Guimarães Rosa foi enterrado de óculos, porque era míope. Sua descoberta visual do mundo está narrada nas aventuras do menino míope Miguilim, em Corpo de Baile.
Era o filho mais velho de sete irmãos. Uma vez, na infância, encheu de água uma banheira, deitou-se nela, e pediu a dois irmãos menores que sentassem em cima dele. Queria ver quanto tempo agüentava sem respirar.
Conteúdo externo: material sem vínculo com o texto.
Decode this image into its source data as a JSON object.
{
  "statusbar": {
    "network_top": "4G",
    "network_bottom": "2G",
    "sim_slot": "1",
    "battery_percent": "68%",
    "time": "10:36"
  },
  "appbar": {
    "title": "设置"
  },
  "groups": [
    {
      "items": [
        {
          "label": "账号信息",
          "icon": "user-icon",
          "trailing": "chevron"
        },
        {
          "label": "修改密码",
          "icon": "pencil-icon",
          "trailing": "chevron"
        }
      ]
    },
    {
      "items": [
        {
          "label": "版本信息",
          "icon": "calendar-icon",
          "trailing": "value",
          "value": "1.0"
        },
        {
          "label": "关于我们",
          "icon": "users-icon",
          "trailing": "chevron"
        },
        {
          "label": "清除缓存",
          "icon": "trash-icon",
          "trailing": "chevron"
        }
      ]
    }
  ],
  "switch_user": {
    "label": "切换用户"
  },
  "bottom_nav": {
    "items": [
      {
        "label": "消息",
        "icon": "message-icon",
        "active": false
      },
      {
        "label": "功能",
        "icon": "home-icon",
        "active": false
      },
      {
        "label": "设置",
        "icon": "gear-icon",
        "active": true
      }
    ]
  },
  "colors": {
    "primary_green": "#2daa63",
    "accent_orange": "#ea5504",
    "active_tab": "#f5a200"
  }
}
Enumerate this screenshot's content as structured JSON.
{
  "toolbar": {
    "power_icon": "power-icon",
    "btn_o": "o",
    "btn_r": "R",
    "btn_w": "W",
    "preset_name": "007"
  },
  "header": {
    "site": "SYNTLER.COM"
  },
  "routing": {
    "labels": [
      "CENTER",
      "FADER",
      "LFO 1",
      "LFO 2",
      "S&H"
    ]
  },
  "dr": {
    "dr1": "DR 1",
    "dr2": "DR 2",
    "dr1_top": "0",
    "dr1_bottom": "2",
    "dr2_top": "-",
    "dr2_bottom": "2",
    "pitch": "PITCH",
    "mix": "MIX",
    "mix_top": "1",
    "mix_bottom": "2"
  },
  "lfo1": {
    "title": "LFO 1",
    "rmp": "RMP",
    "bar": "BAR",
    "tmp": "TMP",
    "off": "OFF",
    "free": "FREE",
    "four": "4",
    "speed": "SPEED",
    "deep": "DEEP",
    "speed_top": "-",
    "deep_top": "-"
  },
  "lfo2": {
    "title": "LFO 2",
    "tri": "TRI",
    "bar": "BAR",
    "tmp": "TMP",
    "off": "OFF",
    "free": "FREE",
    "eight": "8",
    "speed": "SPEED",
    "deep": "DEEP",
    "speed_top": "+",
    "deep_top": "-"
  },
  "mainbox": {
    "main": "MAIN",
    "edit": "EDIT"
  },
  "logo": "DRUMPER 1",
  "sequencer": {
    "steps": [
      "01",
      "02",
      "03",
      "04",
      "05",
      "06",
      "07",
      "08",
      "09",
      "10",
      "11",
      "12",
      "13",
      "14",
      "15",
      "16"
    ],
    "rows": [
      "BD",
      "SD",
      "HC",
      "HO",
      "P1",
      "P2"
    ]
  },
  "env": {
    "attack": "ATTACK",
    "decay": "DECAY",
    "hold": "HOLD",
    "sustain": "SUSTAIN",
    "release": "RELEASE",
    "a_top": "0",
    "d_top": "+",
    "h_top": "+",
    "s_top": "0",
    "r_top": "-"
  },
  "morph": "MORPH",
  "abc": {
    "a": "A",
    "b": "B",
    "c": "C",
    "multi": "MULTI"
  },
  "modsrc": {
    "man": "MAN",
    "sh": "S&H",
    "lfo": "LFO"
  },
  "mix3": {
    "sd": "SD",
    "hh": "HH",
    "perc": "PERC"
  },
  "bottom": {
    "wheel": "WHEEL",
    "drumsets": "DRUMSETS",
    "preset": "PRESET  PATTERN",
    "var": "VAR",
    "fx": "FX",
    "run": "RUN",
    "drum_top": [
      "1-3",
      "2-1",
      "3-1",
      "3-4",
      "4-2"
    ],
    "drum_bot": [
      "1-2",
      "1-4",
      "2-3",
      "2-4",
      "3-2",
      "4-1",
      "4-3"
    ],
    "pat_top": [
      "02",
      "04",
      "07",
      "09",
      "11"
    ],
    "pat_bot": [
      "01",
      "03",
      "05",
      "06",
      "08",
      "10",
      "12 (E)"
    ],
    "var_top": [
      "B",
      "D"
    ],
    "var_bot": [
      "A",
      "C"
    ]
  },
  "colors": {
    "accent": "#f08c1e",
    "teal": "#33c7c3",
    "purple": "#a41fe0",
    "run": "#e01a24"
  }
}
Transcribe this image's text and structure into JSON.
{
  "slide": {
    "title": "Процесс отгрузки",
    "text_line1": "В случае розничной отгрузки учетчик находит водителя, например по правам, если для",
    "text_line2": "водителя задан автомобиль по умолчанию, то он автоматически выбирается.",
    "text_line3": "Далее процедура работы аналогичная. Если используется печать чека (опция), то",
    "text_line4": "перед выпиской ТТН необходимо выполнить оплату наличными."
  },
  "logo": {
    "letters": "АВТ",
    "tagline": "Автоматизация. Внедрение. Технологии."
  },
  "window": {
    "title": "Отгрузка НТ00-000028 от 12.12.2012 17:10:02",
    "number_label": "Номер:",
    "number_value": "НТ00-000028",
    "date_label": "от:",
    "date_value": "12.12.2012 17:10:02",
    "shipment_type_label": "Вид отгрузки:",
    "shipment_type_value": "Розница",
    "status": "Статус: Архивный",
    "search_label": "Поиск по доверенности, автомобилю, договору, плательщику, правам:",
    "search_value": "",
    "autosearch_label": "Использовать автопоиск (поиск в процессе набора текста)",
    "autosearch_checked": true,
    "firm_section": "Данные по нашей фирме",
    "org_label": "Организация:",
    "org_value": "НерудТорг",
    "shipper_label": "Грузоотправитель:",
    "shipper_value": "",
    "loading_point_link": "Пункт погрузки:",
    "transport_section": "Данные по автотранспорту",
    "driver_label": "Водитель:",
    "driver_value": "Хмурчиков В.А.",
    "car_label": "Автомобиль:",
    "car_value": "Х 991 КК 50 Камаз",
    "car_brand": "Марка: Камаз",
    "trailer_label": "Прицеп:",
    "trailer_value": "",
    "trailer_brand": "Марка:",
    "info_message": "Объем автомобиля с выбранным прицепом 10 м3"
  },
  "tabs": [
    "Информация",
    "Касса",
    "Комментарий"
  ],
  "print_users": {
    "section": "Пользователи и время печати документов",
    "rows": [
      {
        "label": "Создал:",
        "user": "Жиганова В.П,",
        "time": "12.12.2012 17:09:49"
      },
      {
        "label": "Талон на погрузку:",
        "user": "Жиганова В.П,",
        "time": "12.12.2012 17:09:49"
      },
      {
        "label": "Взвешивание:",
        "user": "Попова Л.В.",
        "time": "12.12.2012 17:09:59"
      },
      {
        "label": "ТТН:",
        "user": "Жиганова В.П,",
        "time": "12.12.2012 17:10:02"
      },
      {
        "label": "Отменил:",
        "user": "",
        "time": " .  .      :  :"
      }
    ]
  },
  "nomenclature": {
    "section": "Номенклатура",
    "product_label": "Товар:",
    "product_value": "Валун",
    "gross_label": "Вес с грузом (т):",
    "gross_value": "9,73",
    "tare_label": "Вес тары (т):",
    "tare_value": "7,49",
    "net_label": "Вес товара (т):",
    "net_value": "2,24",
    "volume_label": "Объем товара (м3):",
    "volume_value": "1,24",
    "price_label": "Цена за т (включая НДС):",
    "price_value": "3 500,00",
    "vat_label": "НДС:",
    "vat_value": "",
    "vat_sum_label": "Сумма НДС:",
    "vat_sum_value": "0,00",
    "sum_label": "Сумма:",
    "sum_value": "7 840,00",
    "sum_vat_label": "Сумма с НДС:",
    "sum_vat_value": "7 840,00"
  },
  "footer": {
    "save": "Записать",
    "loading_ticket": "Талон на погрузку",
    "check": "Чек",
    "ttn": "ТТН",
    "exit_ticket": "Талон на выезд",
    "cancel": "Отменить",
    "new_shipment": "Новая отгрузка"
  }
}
O pai apareceu e interrompeu o experimento científico.
Nos tempos de estudante “liso”, costumava rifar os livros que acabava de ler, vendendo bilhetes aos colegas para comprar mais livros.
Escreveu contos fantásticos nos anos 1930 para O Cruzeiro, somente para embolsar uma grana, sem saber que estava fazendo o que nos EUA da época se chamava de “pulp fiction”.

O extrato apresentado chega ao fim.